Impersonating other users

Multi-user security requires the ability for the dssuser user to “become” other users. This is done by leveraging two distinct mechanisms:

  • For local code (Python, R, Shell) which executes on the DSS host, DSS uses the sudo mechanism
  • For Hadoop and Spark code, executing on the Hadoop cluster, DSS uses a feature of Hadoop called impersonation which allows an authenticated dssuser to submit work to the cluster on behalf of another user.

When multi-user security is enabled, DSS also impersonates all accesses to the Hive metastore and the HDFS folders.

Identity mapping

One of the main challenges of multi-user security is the ability to collaborate. In a too simple multi-user security setup, when a dataset D is built by user A, another user B wouldn’t be able to override it since the files belong to A.

When multi-user security is enabled, DSS goes to great lengths to ensure that collaboration abilities are preserved. It is thus possible to do “full” impersonation, meaning that each end-user connecting to DSS is impersonated to its corresponding underlying Hadoop / UNIX user.

DSS also makes it possible to do more complex mappings of “DSS end-user” to “UNIX/Hadoop user”. For example, you could declare:

  • When working on project A, all users (who have access to project A in DSS) will see their jobs executed as user “projectA” on UNIX/Hadoop
  • When working on project B, all users (who have access to project B in DSS) will see their jobs executed as user “projectB” on UNIX/Hadoop
  • In all other cases, users are impersonated on a 1-to-1 basis.

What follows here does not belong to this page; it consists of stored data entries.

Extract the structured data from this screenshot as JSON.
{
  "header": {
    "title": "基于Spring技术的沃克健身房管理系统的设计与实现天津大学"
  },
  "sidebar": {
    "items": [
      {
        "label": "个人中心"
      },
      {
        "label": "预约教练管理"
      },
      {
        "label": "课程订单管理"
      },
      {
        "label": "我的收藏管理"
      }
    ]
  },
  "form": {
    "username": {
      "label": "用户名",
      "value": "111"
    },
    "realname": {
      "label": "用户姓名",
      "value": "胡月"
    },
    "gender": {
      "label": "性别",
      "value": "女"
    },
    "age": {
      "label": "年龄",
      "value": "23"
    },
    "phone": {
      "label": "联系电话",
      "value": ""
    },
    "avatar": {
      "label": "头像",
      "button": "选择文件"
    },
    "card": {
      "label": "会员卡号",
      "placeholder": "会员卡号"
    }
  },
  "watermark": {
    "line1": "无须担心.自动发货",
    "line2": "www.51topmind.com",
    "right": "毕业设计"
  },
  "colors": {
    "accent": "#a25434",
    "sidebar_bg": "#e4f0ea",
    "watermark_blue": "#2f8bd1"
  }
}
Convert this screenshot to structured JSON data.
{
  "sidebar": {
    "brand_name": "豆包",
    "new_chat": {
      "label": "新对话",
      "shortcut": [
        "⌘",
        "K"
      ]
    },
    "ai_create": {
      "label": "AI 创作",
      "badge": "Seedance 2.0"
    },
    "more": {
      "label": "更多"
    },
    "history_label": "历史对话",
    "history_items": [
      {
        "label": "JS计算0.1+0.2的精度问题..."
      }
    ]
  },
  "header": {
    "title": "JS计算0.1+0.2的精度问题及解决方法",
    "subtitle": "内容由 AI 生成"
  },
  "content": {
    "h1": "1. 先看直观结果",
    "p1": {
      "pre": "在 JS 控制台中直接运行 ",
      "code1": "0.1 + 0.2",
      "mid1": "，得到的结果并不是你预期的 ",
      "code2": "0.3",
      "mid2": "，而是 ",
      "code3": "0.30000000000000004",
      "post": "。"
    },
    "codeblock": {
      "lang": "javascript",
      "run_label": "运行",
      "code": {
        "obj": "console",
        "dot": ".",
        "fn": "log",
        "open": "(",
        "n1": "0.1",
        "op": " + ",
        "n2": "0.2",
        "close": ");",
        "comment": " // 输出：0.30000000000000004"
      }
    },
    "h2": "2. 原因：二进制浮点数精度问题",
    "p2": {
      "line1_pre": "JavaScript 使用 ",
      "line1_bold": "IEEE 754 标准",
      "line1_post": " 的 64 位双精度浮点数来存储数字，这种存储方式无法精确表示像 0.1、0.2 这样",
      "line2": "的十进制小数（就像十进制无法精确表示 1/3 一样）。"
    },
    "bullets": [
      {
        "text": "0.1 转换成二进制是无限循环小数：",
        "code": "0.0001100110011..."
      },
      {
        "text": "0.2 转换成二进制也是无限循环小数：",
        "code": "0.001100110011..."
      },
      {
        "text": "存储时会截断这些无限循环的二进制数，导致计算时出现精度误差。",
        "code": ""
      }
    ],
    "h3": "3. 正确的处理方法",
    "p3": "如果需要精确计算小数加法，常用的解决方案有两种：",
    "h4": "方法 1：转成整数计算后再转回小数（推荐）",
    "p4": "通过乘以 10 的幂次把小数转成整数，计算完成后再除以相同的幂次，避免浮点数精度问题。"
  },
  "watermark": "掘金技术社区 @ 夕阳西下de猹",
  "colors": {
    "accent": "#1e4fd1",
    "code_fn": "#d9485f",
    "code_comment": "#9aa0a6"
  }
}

There are several use cases for this kind of advanced mapping:

  • If not all your end-users have UNIX accounts (since this is required for them to run jobs)
  • In some cases, to strenghten security. For example, in a case where users U1 and U2 must collaborate on a project, U1 being very privileged and U2 having low privileges. Since both users collaborate on a project, U2 can write code that U1 will later execute. If U1 is not careful and does not check the code written by U2, this code will run with its higher privileges. In a case where U2 is hostile, this leaves more burden on U1 to verify the code written by U2. By mapping both users to a per-project user, you can striclty restrict this “project” user to project-specific resources.